Selahattin abi, eğer fazla basit yazarsam, aptal gibi görünebilirim endişemi anlamıştı ve bunu yerle yeksan etmenin tek yolunun kendi yazılarından örnek vermek olduğunun farkındaydı. Bir gün, Türkiye’deki ilk botox haberini yapıyor olmanın hevesiyle kurduğum cümlelerle kendi köşesinde öyle bir dalga geçti ki, o gün gazeteciliği bırakmam gerekirdi normalde ama yılmadım. Her yazdığım haberi önce ona okuttum. O “tamam” diyene kadar da durmadan yazdım yazdım.

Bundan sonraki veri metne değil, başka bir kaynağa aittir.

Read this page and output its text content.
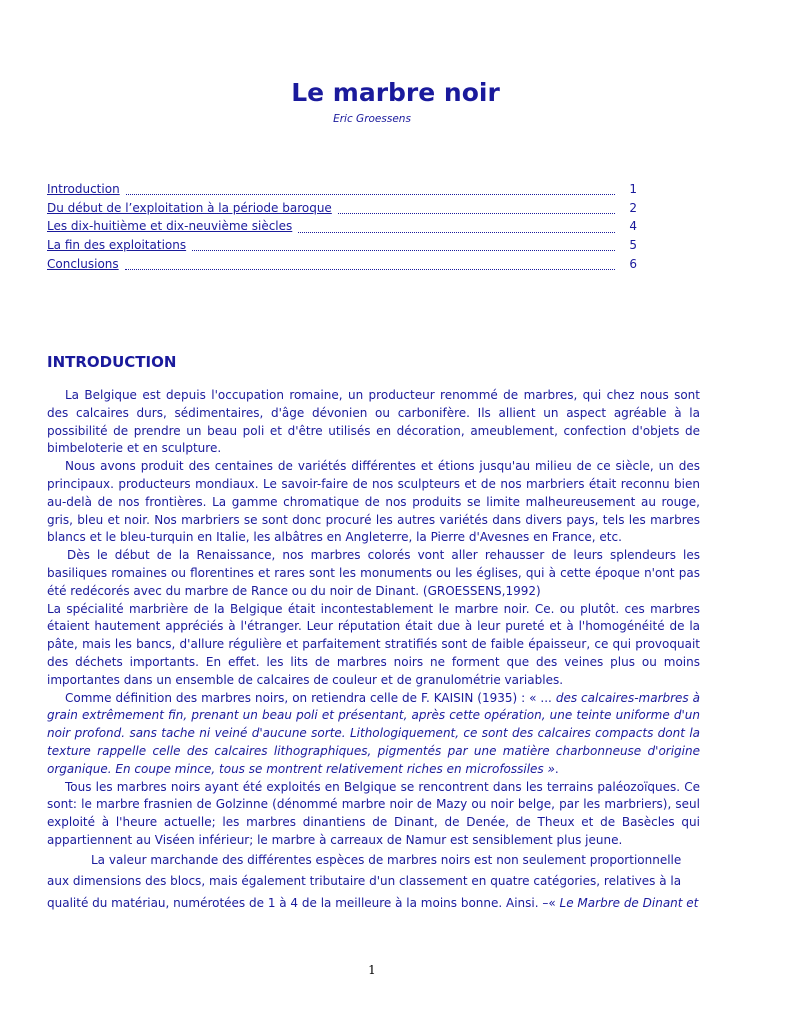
Le marbre noir
Eric Groessens
Introduction	1
Du début de l’exploitation à la période baroque	2
Les dix-huitième et dix-neuvième siècles	4
La fin des exploitations	5
Conclusions	6
INTRODUCTION

La Belgique est depuis l'occupation romaine, un producteur renommé de marbres, qui chez nous sont des calcaires durs, sédimentaires, d'âge dévonien ou carbonifère. Ils allient un aspect agréable à la possibilité de prendre un beau poli et d'être utilisés en décoration, ameublement, confection d'objets de bimbeloterie et en sculpture.

Nous avons produit des centaines de variétés différentes et étions jusqu'au milieu de ce siècle, un des principaux. producteurs mondiaux. Le savoir-faire de nos sculpteurs et de nos marbriers était reconnu bien au-delà de nos frontières. La gamme chromatique de nos produits se limite malheureusement au rouge, gris, bleu et noir. Nos marbriers se sont donc procuré les autres variétés dans divers pays, tels les marbres blancs et le bleu-turquin en Italie, les albâtres en Angleterre, la Pierre d'Avesnes en France, etc.

Dès le début de la Renaissance, nos marbres colorés vont aller rehausser de leurs splendeurs les basiliques romaines ou florentines et rares sont les monuments ou les églises, qui à cette époque n'ont pas été redécorés avec du marbre de Rance ou du noir de Dinant. (GROESSENS,1992)

La spécialité marbrière de la Belgique était incontestablement le marbre noir. Ce. ou plutôt. ces marbres étaient hautement appréciés à l'étranger. Leur réputation était due à leur pureté et à l'homogénéité de la pâte, mais les bancs, d'allure régulière et parfaitement stratifiés sont de faible épaisseur, ce qui provoquait des déchets importants. En effet. les lits de marbres noirs ne forment que des veines plus ou moins importantes dans un ensemble de calcaires de couleur et de granulométrie variables.

Comme définition des marbres noirs, on retiendra celle de F. KAISIN (1935) : « ... des calcaires-marbres à grain extrêmement fin, prenant un beau poli et présentant, après cette opération, une teinte uniforme d'un noir profond. sans tache ni veiné d'aucune sorte. Lithologiquement, ce sont des calcaires compacts dont la texture rappelle celle des calcaires lithographiques, pigmentés par une matière charbonneuse d'origine organique. En coupe mince, tous se montrent relativement riches en microfossiles ».

Tous les marbres noirs ayant été exploités en Belgique se rencontrent dans les terrains paléozoïques. Ce sont: le marbre frasnien de Golzinne (dénommé marbre noir de Mazy ou noir belge, par les marbriers), seul exploité à l'heure actuelle; les marbres dinantiens de Dinant, de Denée, de Theux et de Basècles qui appartiennent au Viséen inférieur; le marbre à carreaux de Namur est sensiblement plus jeune.

La valeur marchande des différentes espèces de marbres noirs est non seulement proportionnelle aux dimensions des blocs, mais également tributaire d'un classement en quatre catégories, relatives à la qualité du matériau, numérotées de 1 à 4 de la meilleure à la moins bonne. Ainsi. –« Le Marbre de Dinant et

1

Böylece okutan bir yazı yazmanın ilk maddesini öğrenmiş oldum. BASİT YAZACAKSIN BASİT. Gerçekten de basit yazdıkça daha çok mektup almaya başladım. Dedim ya o zamanın kriteri buydu.
Görseli konuştur
Kendime fazla haksızlık etmiş olmayayım, bir yanım fena değildi. Bana bir fotoğraf ver, (ne olduğu hiç önemli değil) o fotoğraf hakkında en az iki sayfa yazı yazabilirim. Öyle eften püften de değil ha, al haber olarak dergiye koy o derece. Bu yönümü keşfeden yayın yönetmenlerim, dergide oldu ya beklenen ilan gelmedi, sayfa boşa çıktı hemen yabancı dergilerden bir opak koparır, “İlkay al, buna bir yazı yaz” derlerdi. En geç iki saat içinde o yazı grafikerde olurdu. Böyle böyle görseli konuşturmayı, hikayeleştirmeyi öğrendim. Yazı ve görsel arasında öyle güçlü bir bağ olurdu ki, gazetede stajyerliğimi Bulvar gazetesinde yaptığım konuşulurdu.
Aynı dili kullan
Okunur bir yazının en önemli bu kuralını da yayın yönetmenliğini yaptığım Trendy Dergisi’nde test ettim. Bir gençlik dergisi çıkaracaktım. Artık iyice işi öğrenmiş bir gazeteciydim ancak bir kusurum vardı, 14 yaşında değildim. O yaş grubunun ilgi alanlarını, zevklerini, ihtiyaçlarını öğrenmek için o yaşlarıma geri dönmeye çalıştıysam da, aklıma Pet Shop Boys’u kapak yapma dışında hiçbir şey gelmedi. Zaten onlar da dağılmıştı çoktan. Baktım olacak gibi değil, o yaşlarda birkaç gençle gazoz ve bisküvi karşılığında fokus gruplar yaptım. Birkaç hafta sonra bir paravanın arkasından olmak şartıyla her türlü genç muhabbetini yapabilecek kıvama gelmiştim. İlk kural dergide asla “genç” kelimesini kullanmamaktı. Çünkü biz de ekip olarak gençtik ve kendimizi abla gibi konumlandırmanın onları kendimizden uzaklaştırmak dışında bir işlevi olmayacaktı. Hepimiz gençtik, hepimiz Trendy idik ve bu felsefenin karşılığını haftalık 90 bin tirajla fazla fazla aldık.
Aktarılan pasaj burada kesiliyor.